THEC — The Senate Education Committee heard testimony from Tennessee Higher Education Commission’s (THEC’s) Rich Rhoda regarding the capital funding formula for higher education. THEC has recommended a $2.1 billion five-year plan, of which $1.8 billion would be derived from state funds. They have recommended three outlay projects totaling $245 million, of which $205 million would be derived from state funds for the 2012-13 budget year and 55 maintenance projects totaling $84 million, for a combined total of $289 million. Higher education has 58 million square feet of space in 2,200 buildings statewide.
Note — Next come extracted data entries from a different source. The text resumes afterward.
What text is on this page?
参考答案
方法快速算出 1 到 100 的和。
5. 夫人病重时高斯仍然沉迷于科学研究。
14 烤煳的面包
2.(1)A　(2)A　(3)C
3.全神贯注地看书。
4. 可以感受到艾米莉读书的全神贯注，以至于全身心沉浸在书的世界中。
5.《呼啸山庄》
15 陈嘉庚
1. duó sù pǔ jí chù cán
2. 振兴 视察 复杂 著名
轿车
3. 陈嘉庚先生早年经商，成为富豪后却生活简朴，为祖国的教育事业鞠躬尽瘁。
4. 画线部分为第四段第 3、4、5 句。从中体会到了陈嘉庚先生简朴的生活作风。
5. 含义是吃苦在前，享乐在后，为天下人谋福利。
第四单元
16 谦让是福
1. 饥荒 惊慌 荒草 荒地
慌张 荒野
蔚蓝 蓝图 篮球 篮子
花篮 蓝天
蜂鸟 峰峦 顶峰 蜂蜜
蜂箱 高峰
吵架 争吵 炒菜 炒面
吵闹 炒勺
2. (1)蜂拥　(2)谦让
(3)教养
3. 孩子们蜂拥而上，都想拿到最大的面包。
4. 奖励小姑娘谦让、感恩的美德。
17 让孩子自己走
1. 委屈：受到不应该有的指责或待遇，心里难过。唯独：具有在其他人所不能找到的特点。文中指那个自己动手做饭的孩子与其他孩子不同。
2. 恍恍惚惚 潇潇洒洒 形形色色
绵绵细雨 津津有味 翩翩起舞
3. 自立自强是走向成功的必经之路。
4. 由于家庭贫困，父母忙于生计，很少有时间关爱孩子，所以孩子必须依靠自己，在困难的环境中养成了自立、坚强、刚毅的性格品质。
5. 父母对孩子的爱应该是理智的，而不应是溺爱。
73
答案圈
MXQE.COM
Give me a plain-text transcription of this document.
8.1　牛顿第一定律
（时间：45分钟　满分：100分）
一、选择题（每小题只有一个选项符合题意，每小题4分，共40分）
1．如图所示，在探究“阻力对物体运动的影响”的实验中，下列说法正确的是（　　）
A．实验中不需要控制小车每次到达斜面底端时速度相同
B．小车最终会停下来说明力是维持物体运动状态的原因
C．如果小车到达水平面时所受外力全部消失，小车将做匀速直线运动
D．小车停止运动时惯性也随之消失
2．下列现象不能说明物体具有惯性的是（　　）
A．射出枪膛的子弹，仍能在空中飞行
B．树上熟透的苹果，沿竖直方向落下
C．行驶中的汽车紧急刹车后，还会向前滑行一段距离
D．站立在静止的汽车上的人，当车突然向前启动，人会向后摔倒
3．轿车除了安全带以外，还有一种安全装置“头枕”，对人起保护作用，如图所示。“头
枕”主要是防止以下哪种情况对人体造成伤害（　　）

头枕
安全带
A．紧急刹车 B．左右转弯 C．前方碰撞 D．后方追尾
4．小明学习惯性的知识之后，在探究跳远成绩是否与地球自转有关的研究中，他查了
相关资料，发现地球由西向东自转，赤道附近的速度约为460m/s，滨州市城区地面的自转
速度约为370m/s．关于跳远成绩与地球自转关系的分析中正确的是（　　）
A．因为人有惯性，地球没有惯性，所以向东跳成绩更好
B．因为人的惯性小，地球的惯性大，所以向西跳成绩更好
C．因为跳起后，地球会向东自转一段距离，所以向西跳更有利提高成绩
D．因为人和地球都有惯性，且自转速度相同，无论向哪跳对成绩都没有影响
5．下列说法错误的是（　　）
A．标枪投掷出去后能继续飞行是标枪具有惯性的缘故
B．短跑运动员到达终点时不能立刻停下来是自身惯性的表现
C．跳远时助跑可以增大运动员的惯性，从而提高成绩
The ambitious proposal has been sent to Governor Bill Haslam who will consider the matter as he unveils his 2012-2013 budget.
STEM – The General Assembly’s first Science, Technology, Engineering and Math (STEM) Caucus will meet on January 23. The Education Caucus, which will be chaired by Senator Jim Tracy (R-Murfreesboro) will study how to promote proficiency in these subject areas in Tennessee schools. Statistics show that students who perform better in math and science in elementary school have greater success in graduating from high school and college. The Caucus is the first of its kind nationwide. By 2014, three-fourths of the fastest growing occupations in the U.S. will be in fields that require proficient math or science skills. Tennessee must prepare students to compete successfully for these jobs.